Background The incidence of sudden cardiac death depends on the clinical characteristics of the studied population. While in the general population, SCD incidence is low (0.1-0.2%), it reaches 20-30% in high-risk subgroups, such as survivors of SCD, who are at a particular high-risk for recurrent events. However, when speaking in absolute numbers, SCD mostly occurs in patients who have not yet suffered arrhythmia or SCD. This has led to the investigation of ICD benefits in such subpopulations and to the publication of several major clinical trials in the last twelve years. A broadening of the indications for ICD implantation in the guidelines issued by the main scientific societies ensued.
The first major clinical trial on SCD primary-prevention was the MADIT trial (1996). This trial enrolled patients with prior myocardial infarction (three weeks or more before enrollment), non-sustained ventricular tachycardia, left ventricular dysfunction (LVEF≤35%), New York Heart Association (NYHA) functional class I-III and inducible sustained VT which was still inducible following procainamide infusion (1). One-hundred ninety six patients were enrolled (n=196), and were randomly assigned to receive an ICD (n=95) or conventional medical therapy including antiarrhythmic drugs (n=101). During an average follow-up of 27 months, ICD therapy was superior to medical therapy in terms of survival (HR of overall mortality 0.46, p=0.009). Nevertheless, it should be noted that the use of beta-blockers was low and it was twice as frequent in the ICD group compared to the control group (31% vs 14%). CABG-PATCH Trial (1997) (2) was published one year later. This trial assessed the benefit of ICD prophylactic implantation at the time of elective coronary bypass graft surgery. Patients were eligible if they had coronary heart disease scheduled for elective coronary bypass surgery, ventricular dysfunction (LVEF≤35%), and abnormalities on signal-averaged electrocardiogram. Four-hundred and fourty-six patients were randomised to the ICD group and 454 to the control group. At follow-up there were no significant differences in overall mortality (HR 1.07, p=0.64) and more postoperative infections were reported in the defibrillator group (30% vs 14%, p<0.05). On the other hand, more patients developed myocardial infarction (MI) at long-term follow-up in the control group (0.5% vs 4.2%, p<0.05). Interestingly, mortality rate (18%) in both groups was lower than that found in previous trials, such as MADIT (32%) and AVID (24%) trials. These latter differences could be related to several factors such as that CABG-PATCH patients may have had lower arrhythmic risk: abnormalities in signal-averaged electrocardiogram seemed to be a less strong risk indicator than the presence of unsustained ventricular tachycardias (in MADIT trial) or an arrhythmic event (in AVID trial). Other potential factors to explain such a low mortality could be related to all the patients undergoing complete revascularization and a subsequent decrease of ischemically triggered arrhythmias and antiarrhythmic drugs compared to the MADIT and AVID patients (3).
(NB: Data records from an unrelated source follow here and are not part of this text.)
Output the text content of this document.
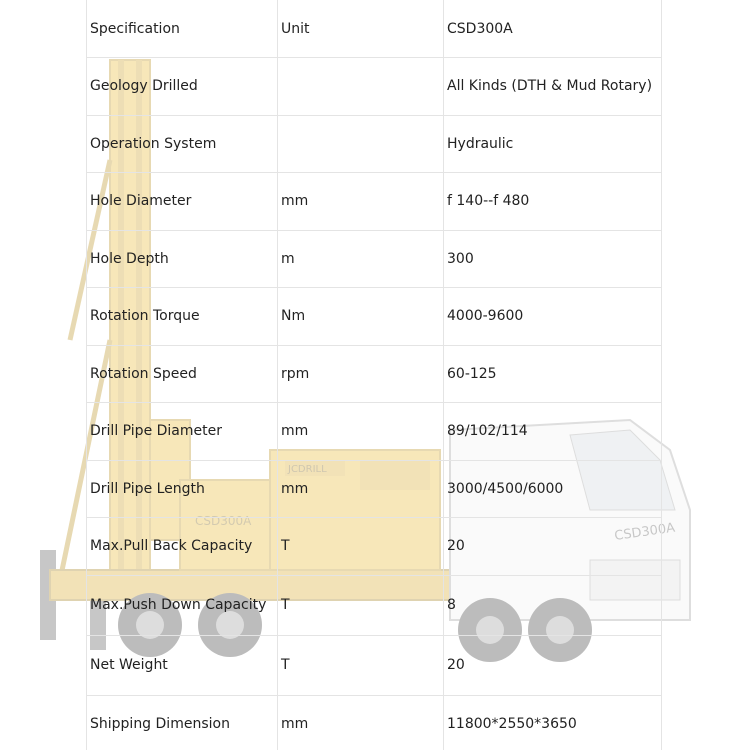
CSD300A
JCDRILL
CSD300A
Specification	Unit	CSD300A
Geology Drilled		All Kinds (DTH & Mud Rotary)
Operation System		Hydraulic
Hole Diameter	mm	f 140--f 480
Hole Depth	m	300
Rotation Torque	Nm	4000-9600
Rotation Speed	rpm	60-125
Drill Pipe Diameter	mm	89/102/114
Drill Pipe Length	mm	3000/4500/6000
Max.Pull Back Capacity	T	20
Max.Push Down Capacity	T	8
Net Weight	T	20
Shipping Dimension	mm	11800*2550*3650
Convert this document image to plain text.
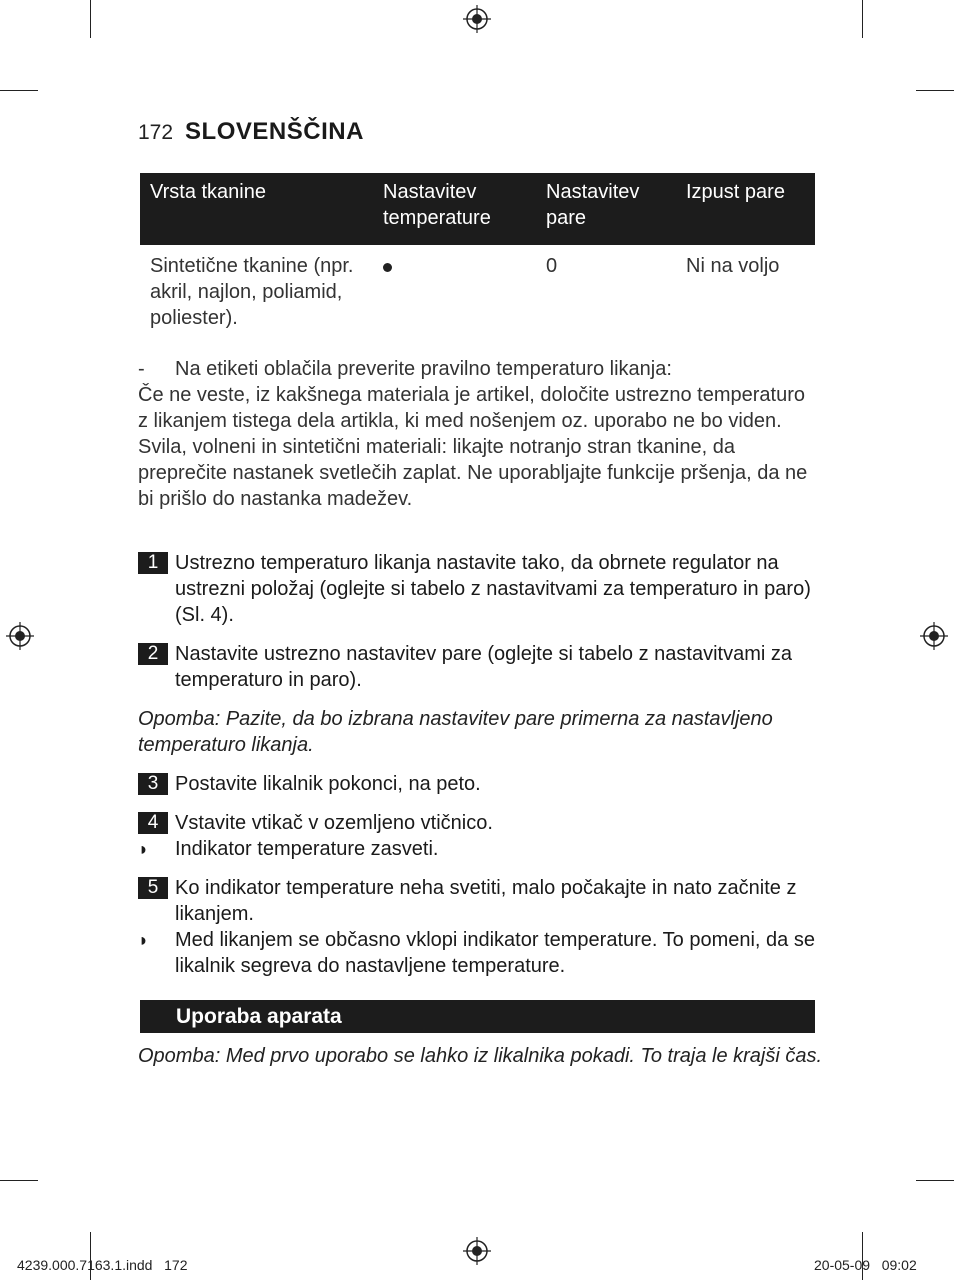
172 SLOVENŠČINA
Vrsta tkanine	Nastavitev temperature	Nastavitev pare	Izpust pare
Sintetične tkanine (npr. akril, najlon, poliamid, poliester).		0	Ni na voljo
-	Na etiketi oblačila preverite pravilno temperaturo likanja:

Če ne veste, iz kakšnega materiala je artikel, določite ustrezno temperaturo z likanjem tistega dela artikla, ki med nošenjem oz. uporabo ne bo viden.

Svila, volneni in sintetični materiali: likajte notranjo stran tkanine, da preprečite nastanek svetlečih zaplat. Ne uporabljajte funkcije pršenja, da ne bi prišlo do nastanka madežev.

1 Ustrezno temperaturo likanja nastavite tako, da obrnete regulator na ustrezni položaj (oglejte si tabelo z nastavitvami za temperaturo in paro) (Sl. 4).
2 Nastavite ustrezno nastavitev pare (oglejte si tabelo z nastavitvami za temperaturo in paro).
Opomba: Pazite, da bo izbrana nastavitev pare primerna za nastavljeno temperaturo likanja.
3 Postavite likalnik pokonci, na peto.
4 Vstavite vtikač v ozemljeno vtičnico.
◗	Indikator temperature zasveti.
5 Ko indikator temperature neha svetiti, malo počakajte in nato začnite z likanjem.
◗	Med likanjem se občasno vklopi indikator temperature. To pomeni, da se likalnik segreva do nastavljene temperature.
Uporaba aparata
Opomba: Med prvo uporabo se lahko iz likalnika pokadi. To traja le krajši čas.
4239.000.7163.1.indd   172	20-05-09   09:02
The MUSTT trial results (4) supported those found in the MADIT trial and led to changing the level of evidence of this indication in the ACC/AHA/NASPE 2002 Guidelines (5).
However, it should be noted that this was not a defibrillator trial but a trial of risk stratification by invasive electrophysiologic evaluation. The primary objective of the trial was to test if antiarrhythmic therapy guided by electrophysiologic evaluation decreased mortality compared to non-antiarrhythmic conventional empirical therapy. Inclusion criteria were ischemic heart disease with LVEF≤40% and asymptomatic non-sustained ventricular tachycardia. Patients in whom sustained ventricular tachyarrhythmia was induced were randomly assigned to receive either antiarrhythmic therapy with either drugs or ICD or non-antiarrhythmic therapy. At five-year follow-up arrhythmic mortality was significantly lower in the electrophsyiologically guided group than in the control group (25% vs 32%, RR 0.73, p=0.04). Interestingly, the lower arrhythmic mortality in the electrophysiologically guided therapy group was largely attributable to the use of ICD. Both arrhythmic and overall mortality was lower in the ICD subgroup than in those patients who were treated with guided antiarrhythmic therapy and who did not receive a defibrillator (9% vs 37% y 24% vs 51% respectively, p<0.001). Arrhythmic and overall mortality was similar among patients who were treated with antiarrhythmic drugs and those who received no therapy. Nevertheless, it should be noted that this was not a randomised comparison of ICD versus conventional therapy.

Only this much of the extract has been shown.